In those moments at 2:30 am, after finally figuring out the sequestering the cat in the bathroom for tube feeding is best for everyone involved, there is time to ponder.

I started thinking about mortality and expectations. Pena Chodron once said (quoting someone I believe) “since death is certain and the time of death is uncertain, what is the most important thing?” This is a phrase I consider frequently when I’m faced with difficult situations. In this flurry of activity taking care of the cat, however, I was reminded that I actually do take each day for granted. That “the time of death is uncertain” has translated to my subconscious as “some time in the very distant future that I don’t have to worry about now.” I expect everything to keep clicking along just fine.

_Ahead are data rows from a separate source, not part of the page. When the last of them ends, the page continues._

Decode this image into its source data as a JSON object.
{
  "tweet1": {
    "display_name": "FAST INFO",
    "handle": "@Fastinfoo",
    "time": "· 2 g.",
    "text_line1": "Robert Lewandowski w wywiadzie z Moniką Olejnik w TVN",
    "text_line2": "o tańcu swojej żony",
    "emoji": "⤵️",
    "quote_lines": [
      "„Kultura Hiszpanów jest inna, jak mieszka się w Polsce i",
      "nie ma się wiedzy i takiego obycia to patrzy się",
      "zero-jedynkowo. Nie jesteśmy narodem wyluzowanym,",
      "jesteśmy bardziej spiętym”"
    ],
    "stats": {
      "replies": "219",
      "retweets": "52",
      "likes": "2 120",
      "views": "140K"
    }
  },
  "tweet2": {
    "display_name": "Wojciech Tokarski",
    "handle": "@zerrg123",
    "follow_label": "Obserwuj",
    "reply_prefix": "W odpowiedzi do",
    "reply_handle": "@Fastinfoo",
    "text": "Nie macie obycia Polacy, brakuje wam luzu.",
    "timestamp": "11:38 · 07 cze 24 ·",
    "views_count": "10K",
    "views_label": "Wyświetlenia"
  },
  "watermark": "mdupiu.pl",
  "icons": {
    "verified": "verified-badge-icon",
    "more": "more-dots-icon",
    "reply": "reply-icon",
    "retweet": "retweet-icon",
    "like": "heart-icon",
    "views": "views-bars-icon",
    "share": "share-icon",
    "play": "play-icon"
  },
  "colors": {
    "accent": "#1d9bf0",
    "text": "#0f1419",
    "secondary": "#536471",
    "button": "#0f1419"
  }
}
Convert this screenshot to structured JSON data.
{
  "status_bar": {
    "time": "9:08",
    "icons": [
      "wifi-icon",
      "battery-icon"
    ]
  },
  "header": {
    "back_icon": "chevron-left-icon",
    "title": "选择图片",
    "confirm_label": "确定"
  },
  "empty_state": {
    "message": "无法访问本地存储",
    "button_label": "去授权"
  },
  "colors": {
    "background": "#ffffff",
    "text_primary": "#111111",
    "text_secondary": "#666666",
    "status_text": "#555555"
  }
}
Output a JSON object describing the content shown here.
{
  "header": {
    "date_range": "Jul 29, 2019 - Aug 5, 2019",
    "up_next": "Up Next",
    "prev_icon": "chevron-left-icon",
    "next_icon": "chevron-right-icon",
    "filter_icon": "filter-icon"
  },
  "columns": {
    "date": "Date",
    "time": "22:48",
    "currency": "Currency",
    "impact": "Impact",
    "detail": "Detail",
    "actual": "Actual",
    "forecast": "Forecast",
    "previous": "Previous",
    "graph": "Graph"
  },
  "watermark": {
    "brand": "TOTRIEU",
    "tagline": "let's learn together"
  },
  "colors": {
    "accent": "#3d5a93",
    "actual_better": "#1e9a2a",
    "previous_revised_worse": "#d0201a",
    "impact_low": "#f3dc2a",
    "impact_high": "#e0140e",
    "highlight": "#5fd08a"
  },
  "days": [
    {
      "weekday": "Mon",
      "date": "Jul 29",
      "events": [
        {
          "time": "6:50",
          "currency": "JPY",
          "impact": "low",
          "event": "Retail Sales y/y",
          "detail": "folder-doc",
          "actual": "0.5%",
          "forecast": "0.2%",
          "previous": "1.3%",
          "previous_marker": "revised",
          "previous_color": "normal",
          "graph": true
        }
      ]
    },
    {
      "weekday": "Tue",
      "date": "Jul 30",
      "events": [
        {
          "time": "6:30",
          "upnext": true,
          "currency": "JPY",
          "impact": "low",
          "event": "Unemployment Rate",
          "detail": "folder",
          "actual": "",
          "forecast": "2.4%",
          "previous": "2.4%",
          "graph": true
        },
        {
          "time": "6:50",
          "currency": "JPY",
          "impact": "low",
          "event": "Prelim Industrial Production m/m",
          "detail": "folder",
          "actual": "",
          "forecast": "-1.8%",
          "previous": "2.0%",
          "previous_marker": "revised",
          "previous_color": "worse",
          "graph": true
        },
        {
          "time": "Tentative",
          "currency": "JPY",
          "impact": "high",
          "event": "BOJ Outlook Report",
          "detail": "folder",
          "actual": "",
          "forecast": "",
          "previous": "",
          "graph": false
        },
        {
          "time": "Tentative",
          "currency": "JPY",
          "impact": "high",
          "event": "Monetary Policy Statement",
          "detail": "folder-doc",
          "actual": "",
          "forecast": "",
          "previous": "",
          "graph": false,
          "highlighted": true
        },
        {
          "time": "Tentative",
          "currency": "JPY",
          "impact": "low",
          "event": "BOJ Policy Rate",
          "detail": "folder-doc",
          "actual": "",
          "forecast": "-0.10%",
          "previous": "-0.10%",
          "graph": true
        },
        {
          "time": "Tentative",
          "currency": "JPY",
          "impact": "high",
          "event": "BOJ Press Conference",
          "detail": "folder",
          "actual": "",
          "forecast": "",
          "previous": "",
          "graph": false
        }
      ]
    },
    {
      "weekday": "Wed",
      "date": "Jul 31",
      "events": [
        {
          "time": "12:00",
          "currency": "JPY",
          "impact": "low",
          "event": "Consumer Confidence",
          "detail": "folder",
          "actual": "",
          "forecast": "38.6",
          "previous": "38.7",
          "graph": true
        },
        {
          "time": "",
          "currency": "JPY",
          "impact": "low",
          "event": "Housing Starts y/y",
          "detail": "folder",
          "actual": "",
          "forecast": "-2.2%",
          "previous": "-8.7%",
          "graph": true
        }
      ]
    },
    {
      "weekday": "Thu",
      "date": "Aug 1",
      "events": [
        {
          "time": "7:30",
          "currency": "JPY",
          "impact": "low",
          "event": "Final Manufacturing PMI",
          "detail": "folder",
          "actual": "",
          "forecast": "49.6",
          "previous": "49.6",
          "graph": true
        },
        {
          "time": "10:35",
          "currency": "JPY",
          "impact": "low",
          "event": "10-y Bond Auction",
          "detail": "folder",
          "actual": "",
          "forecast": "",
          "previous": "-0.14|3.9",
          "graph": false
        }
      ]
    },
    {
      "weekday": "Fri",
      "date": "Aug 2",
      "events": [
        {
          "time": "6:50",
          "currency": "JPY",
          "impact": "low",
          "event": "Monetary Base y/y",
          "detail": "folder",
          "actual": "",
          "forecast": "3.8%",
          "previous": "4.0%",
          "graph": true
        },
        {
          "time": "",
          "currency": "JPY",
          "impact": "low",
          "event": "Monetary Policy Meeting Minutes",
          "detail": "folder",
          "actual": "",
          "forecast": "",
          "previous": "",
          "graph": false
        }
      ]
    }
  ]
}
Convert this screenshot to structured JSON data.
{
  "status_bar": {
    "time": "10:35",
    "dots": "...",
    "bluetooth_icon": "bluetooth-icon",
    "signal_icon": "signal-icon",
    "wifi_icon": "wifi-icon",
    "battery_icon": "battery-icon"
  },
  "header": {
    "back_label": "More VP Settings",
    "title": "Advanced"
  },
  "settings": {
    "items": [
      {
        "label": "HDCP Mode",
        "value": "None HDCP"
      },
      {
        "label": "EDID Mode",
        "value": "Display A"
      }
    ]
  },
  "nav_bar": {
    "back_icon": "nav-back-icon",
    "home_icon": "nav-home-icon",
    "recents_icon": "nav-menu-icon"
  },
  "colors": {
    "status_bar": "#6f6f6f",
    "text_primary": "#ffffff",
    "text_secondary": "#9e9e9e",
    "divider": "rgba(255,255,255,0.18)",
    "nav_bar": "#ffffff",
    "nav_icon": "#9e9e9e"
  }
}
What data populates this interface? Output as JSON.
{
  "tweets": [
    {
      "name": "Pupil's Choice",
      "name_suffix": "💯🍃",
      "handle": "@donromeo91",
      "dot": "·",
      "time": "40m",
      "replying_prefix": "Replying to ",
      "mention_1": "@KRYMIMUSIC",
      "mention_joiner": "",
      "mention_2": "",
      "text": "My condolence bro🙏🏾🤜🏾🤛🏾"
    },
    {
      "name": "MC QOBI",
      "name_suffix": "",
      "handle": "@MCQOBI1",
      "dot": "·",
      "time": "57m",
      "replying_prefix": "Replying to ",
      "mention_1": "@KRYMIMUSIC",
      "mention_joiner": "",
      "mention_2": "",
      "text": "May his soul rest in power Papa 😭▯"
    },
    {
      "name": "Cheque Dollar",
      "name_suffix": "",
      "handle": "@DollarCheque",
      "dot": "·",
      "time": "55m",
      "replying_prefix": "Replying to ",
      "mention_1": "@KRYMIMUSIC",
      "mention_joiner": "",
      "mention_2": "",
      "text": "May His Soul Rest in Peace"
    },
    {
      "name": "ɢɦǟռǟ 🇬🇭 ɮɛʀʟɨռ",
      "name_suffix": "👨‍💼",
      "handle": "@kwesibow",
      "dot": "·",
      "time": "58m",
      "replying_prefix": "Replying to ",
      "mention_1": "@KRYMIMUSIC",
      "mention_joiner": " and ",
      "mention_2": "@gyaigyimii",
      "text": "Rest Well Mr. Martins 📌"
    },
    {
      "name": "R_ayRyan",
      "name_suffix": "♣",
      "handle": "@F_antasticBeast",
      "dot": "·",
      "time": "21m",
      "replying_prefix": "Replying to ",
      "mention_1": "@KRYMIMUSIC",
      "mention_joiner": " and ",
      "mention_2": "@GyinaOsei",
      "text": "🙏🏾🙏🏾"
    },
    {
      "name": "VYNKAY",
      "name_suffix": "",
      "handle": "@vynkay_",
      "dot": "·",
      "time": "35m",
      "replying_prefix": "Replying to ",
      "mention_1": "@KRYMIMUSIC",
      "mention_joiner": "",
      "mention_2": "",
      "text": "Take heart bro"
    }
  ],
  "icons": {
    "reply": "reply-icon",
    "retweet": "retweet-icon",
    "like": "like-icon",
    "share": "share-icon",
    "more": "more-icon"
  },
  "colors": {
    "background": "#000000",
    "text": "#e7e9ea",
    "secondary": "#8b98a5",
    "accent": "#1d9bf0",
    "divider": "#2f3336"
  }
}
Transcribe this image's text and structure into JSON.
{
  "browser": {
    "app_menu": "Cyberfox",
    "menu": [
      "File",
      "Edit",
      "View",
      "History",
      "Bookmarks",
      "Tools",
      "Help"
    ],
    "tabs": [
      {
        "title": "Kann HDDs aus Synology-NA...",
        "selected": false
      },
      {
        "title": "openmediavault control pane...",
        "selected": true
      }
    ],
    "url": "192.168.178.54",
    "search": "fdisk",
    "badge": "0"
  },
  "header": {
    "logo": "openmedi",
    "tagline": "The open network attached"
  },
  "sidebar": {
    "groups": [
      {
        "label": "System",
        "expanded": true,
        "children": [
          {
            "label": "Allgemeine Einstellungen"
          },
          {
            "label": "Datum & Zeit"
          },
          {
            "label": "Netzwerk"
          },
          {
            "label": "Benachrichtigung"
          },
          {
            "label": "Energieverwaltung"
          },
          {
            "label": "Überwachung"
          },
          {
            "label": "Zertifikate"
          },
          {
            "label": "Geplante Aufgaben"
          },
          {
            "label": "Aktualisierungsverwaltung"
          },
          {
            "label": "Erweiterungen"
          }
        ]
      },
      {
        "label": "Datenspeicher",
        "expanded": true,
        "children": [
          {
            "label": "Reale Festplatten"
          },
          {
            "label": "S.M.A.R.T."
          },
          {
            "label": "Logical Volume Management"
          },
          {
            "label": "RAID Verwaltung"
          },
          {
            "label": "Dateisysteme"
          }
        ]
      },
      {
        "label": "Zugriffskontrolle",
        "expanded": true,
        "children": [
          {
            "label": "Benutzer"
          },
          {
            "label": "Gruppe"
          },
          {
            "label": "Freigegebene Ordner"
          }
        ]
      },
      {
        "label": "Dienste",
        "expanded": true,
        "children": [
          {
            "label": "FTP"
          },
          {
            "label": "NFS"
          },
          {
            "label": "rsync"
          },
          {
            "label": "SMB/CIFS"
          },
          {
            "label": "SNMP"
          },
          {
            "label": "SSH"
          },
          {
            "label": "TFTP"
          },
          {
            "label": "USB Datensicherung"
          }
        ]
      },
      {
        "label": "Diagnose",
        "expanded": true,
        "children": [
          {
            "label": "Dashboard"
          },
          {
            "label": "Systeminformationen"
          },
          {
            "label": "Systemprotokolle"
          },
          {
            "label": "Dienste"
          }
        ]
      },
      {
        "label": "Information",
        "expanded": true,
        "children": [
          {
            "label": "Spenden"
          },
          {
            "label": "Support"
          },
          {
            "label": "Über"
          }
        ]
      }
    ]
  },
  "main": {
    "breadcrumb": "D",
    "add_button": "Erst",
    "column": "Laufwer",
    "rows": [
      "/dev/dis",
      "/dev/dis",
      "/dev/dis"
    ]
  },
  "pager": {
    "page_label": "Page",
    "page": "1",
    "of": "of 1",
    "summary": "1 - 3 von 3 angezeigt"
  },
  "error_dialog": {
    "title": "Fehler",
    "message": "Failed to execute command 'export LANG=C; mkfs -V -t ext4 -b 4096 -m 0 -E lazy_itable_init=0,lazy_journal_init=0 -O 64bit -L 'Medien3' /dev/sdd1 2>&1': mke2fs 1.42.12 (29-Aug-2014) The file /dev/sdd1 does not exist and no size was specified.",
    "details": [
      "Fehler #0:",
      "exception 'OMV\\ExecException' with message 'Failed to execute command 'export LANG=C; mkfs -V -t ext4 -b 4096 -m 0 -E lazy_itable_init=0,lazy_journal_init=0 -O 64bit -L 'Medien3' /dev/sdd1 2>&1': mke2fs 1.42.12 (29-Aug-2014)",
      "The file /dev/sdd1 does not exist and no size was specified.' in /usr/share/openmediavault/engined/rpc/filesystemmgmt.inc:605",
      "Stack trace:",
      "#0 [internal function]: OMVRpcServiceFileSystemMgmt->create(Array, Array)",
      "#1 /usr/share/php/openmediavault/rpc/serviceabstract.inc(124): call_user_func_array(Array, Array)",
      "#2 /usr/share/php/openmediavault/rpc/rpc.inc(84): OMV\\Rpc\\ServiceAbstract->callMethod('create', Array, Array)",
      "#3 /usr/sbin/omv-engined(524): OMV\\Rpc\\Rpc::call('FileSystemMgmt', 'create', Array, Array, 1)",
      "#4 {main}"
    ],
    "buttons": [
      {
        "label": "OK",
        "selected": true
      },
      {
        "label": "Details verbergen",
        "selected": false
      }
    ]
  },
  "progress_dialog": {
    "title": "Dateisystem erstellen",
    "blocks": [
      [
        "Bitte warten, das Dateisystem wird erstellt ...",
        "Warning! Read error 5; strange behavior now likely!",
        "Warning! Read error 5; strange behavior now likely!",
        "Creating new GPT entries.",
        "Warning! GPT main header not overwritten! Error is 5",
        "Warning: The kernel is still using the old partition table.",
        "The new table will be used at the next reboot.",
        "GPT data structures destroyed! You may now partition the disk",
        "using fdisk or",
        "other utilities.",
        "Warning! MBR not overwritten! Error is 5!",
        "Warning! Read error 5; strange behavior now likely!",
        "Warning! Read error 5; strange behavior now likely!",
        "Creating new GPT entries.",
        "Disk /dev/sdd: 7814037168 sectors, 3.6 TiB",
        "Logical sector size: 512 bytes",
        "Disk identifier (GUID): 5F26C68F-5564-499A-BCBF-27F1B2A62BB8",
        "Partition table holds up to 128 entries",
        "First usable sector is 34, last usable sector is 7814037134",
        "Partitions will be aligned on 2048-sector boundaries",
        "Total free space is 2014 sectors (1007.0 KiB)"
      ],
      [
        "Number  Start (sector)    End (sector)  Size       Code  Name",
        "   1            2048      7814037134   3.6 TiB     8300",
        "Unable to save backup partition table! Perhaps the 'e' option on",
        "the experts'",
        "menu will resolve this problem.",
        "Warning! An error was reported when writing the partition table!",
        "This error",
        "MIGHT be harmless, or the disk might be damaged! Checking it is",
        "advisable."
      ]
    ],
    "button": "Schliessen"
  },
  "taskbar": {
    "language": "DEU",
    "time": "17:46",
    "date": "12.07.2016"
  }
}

I’ve been fortunate in life. I’ve mentioned elsewhere that I had the opportunity to have relationships with three of my great grandparents and that three of my grandparents lived well into their 80’s and 90’s. My father recovered completely from his cardiac arrest - which rarely happens in real life. My parents’s cats lived to be well over 10 years old - even the one with the heart condition. Our last cats lived into their teens. In my good fortune, I lost perspective on the precariousness with which we greet each day. It simply never occurred to me that Ichigo could die, but he almost did.


I’m trying to hold this thought in my head for a while, think about and manipulate it a little, let it sink in. The tube came out last week and my husband, daughter and I are currently obsessed with his gustatory rhythms. It would be easy to forget now and just go on as I did before. At some point, this lesson too will fade. For now though, I bring my palms together and bow to it’s wisdom. Katz!